The index of The Winner lists 68 references to Marcia Williams, Lady Falkender, twice as many as any cabinet minister. In this review I will be concentrating on the main themes of Wilson’s era as PM - economics, politics, and social policy - on the grounds that a) to survey and assess everything covered in this book would produce a bloated and indigestible review, and b) Wilson’s reputation will ultimately be judged on these themes: his achievement in the creating the Sports Council will not, I fear, incline many to overlook some of his failings in the spheres of economy or industrial relations. He was clever and fundamentally decent and both those qualities are highlighted in this eminently readable biography. By the end of his two periods in power, both the left and right of the party were highly critical of Wilson – the former regarding him as a traitor to socialism, the latter as contributing directly to British decline. Above all, as any one on Scilly would agree, Wilson was a man of the people -- Canon Anthony Phillips * CHURCH TIMES * [Wilson] is the subject of a superb new biography by the distinguished historian and Labour frontbencher Nick Thomas-Symonds.Here are good lessons to learn from the leader who held together a party riven between right and left. An account of the functioning of the British government in the 20th century, published the year Wilson left office for the second time. Harold Wilson had told his usual confidants that he would leave Downing Street during his 60th summer. He resumed writing his “Financial Weekly” column (a column that none of the biographies mention) in 1982. As an attempt to rehabilitate Wilson, this collection might be considered a failure; but it does leave us with a more sympathetic portrait of him than some readers will have started with.

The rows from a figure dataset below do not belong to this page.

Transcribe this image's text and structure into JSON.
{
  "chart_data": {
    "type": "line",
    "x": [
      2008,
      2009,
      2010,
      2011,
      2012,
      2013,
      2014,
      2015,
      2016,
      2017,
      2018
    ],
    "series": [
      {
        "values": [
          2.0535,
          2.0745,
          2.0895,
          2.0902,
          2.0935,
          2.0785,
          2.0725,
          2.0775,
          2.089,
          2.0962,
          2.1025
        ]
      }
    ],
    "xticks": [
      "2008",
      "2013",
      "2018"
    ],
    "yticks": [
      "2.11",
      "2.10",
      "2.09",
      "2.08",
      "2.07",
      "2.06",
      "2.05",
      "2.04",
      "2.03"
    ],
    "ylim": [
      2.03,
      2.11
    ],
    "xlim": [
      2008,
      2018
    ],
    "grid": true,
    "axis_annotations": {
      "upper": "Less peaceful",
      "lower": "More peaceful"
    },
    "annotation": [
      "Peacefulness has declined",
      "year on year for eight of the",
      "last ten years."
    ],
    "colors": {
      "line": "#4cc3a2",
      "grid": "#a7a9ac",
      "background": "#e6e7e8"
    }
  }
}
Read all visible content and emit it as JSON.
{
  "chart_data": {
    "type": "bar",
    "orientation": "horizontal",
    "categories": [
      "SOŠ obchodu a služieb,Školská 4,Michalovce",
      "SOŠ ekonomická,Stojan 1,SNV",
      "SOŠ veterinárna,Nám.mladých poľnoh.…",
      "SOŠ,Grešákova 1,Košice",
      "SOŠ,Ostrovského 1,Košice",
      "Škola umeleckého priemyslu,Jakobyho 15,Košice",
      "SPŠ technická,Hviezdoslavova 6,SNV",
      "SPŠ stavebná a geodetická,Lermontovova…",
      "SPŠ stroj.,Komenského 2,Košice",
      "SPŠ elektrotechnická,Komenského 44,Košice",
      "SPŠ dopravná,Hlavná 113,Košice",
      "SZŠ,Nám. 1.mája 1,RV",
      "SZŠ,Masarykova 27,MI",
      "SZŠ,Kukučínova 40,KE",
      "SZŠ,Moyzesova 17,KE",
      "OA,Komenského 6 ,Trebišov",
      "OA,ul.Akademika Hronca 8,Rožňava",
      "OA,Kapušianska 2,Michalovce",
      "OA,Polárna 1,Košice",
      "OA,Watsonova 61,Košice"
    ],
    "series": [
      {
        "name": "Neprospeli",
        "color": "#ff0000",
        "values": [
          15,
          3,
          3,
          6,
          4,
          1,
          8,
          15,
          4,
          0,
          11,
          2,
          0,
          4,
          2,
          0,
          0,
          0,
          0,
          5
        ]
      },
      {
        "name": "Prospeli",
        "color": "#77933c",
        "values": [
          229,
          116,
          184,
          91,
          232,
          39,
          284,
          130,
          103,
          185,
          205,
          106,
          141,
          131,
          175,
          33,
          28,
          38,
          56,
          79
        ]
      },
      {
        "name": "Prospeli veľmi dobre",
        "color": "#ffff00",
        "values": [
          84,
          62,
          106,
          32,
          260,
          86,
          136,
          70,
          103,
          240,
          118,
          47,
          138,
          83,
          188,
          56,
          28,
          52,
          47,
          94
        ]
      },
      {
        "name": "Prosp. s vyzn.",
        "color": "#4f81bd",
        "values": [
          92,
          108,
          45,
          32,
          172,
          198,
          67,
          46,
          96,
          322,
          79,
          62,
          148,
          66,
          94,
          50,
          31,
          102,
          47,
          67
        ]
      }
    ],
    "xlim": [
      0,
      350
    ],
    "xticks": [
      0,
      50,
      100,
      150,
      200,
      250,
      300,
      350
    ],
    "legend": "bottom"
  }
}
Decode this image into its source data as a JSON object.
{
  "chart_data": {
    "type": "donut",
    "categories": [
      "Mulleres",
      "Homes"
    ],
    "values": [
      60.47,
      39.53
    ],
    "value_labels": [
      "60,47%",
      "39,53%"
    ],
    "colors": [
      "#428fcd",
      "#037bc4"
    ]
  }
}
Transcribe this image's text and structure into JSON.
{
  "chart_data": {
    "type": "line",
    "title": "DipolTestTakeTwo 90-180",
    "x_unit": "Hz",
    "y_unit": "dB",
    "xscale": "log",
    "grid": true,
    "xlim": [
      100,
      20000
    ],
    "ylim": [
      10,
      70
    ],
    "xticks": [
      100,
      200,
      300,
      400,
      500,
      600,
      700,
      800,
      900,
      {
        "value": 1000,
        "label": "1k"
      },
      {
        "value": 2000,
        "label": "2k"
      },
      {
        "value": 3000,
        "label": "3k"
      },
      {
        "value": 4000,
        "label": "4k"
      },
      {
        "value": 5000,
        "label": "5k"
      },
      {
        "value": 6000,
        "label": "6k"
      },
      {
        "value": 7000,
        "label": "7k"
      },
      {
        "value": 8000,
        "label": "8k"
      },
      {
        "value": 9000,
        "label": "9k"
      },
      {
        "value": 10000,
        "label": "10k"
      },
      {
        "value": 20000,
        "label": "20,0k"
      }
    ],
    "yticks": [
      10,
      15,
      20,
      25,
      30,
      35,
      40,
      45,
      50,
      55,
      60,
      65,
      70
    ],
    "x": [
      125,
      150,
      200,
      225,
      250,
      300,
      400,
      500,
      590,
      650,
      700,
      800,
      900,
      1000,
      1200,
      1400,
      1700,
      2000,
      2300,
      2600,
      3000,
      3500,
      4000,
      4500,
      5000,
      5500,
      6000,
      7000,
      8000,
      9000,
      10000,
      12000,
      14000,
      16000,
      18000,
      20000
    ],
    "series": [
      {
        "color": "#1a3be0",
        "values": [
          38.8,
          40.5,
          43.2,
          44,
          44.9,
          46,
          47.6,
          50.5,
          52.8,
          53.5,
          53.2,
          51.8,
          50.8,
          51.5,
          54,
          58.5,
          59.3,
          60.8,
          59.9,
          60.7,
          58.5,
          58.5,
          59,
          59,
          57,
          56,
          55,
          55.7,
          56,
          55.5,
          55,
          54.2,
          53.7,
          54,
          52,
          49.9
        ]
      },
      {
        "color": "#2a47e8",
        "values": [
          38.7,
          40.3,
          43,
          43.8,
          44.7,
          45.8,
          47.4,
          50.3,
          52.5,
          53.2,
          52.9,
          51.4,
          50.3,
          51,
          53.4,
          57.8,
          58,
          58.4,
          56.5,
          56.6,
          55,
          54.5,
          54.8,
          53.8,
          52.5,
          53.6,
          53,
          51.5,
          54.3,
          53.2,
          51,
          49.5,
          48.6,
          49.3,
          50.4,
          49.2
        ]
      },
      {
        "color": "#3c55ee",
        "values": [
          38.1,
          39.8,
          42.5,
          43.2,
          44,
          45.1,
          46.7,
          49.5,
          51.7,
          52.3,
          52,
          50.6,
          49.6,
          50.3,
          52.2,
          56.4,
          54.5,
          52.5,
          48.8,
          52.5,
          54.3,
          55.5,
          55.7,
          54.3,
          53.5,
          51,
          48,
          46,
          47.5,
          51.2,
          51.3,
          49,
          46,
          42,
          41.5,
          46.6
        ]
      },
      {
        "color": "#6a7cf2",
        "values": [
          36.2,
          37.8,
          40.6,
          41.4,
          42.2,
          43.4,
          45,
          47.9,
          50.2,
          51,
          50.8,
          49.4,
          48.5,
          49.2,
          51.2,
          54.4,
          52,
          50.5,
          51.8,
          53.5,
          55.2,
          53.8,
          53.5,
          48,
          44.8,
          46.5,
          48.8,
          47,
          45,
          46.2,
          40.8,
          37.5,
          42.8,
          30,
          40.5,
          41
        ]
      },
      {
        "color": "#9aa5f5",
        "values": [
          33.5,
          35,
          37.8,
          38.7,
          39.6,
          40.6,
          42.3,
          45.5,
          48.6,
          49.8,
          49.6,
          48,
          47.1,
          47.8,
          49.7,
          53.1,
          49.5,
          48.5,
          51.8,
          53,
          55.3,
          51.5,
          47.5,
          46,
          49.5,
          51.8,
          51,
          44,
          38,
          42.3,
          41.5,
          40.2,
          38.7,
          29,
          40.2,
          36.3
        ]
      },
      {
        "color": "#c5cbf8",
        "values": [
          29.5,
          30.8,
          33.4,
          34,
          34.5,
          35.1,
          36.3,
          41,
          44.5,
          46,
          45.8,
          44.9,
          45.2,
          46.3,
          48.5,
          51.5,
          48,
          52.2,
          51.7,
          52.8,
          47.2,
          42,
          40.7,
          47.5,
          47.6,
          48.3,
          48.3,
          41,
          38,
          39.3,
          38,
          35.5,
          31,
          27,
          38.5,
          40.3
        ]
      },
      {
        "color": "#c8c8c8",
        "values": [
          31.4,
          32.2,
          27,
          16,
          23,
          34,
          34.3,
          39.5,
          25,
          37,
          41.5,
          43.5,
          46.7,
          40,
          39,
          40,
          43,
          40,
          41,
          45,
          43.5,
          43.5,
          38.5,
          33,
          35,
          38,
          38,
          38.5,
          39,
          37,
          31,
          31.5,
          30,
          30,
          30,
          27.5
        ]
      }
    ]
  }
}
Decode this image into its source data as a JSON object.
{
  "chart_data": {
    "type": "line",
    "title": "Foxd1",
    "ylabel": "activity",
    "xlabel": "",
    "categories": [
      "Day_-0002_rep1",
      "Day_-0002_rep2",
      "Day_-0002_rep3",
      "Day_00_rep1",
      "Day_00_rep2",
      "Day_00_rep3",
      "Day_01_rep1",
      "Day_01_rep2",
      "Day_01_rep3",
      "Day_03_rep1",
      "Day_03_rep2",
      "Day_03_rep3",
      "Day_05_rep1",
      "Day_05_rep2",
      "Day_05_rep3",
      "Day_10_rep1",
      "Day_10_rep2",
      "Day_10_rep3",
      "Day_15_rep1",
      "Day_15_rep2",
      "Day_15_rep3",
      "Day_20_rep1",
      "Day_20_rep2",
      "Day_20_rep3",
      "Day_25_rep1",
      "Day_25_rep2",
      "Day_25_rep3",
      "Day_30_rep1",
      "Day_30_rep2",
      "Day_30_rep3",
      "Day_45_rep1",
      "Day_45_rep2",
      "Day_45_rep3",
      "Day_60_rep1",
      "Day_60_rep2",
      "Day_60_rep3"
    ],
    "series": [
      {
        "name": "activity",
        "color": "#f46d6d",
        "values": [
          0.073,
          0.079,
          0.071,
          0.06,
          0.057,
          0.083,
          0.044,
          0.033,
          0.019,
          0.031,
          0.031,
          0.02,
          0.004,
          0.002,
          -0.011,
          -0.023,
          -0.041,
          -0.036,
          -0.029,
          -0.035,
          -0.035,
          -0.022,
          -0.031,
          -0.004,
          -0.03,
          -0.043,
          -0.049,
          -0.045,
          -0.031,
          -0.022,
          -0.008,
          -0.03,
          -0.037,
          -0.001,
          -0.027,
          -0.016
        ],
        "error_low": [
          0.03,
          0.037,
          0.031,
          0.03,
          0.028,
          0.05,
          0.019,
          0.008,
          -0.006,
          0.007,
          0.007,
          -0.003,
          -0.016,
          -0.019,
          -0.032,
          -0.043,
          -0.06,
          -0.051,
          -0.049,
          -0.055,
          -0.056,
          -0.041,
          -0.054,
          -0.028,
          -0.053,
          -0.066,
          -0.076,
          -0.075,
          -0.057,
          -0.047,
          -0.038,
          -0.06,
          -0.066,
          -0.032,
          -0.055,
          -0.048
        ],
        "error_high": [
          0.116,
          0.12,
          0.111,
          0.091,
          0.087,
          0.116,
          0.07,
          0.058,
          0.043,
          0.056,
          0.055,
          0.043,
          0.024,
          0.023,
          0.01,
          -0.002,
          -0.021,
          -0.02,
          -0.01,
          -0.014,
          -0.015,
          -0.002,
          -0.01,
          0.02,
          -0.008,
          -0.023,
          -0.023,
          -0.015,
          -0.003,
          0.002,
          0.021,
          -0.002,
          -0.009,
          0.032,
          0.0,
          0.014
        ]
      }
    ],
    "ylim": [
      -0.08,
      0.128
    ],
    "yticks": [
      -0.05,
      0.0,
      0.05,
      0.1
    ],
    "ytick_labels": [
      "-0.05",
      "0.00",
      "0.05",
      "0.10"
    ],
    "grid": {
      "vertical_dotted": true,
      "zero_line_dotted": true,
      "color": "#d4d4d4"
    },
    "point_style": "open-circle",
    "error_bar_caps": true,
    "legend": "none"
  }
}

Wilson was caught between a rock and a hard place over Vietnam: failure to condemn the American action in the country alienated many back-benchers, and Wilson was plagued by anti-Vietnam demonstrations in 1967 and 1968. Wilson was born in 1916, and the book follows him from his childhood in the north of England to his academic success at Oxford, his war years as a civil servant at the National Coal Board, into parliament and up through the ranks to Downing Street. A presentation copy of the first edition of this work on the history of government in Britain by the former British Prime Minister. Fiscal policy may affect the payments balance rapidly, but even so, fiscal policy actions are sometimes put into effect well after Budget day.He was the Leader of the Labour Party from 1963 to 1976, and was a Member of Parliament (MP) from 1945 to 1983. His placement in a BBC poll conducted in 1999 to mark the millennium saw him placed tenth out of 19: a mid-table placing that largely sums up his reputation: by no means one of the poorer holders of the office, yet never in danger of troubling Churchill, Attlee or Lloyd-George at the top of the list. Edmund Hall, Oxford, before becoming a Lecturer in Politics at the college, specialising in twentieth-century British government. He lost, but in 1963, after Gaitskell’s death, Wilson took the leadership, and a year later led Labour to victory. It was assumed that he made the distinction in the hope of trivialising Bevan’s rebellion and capturing the leadership of the Labour left.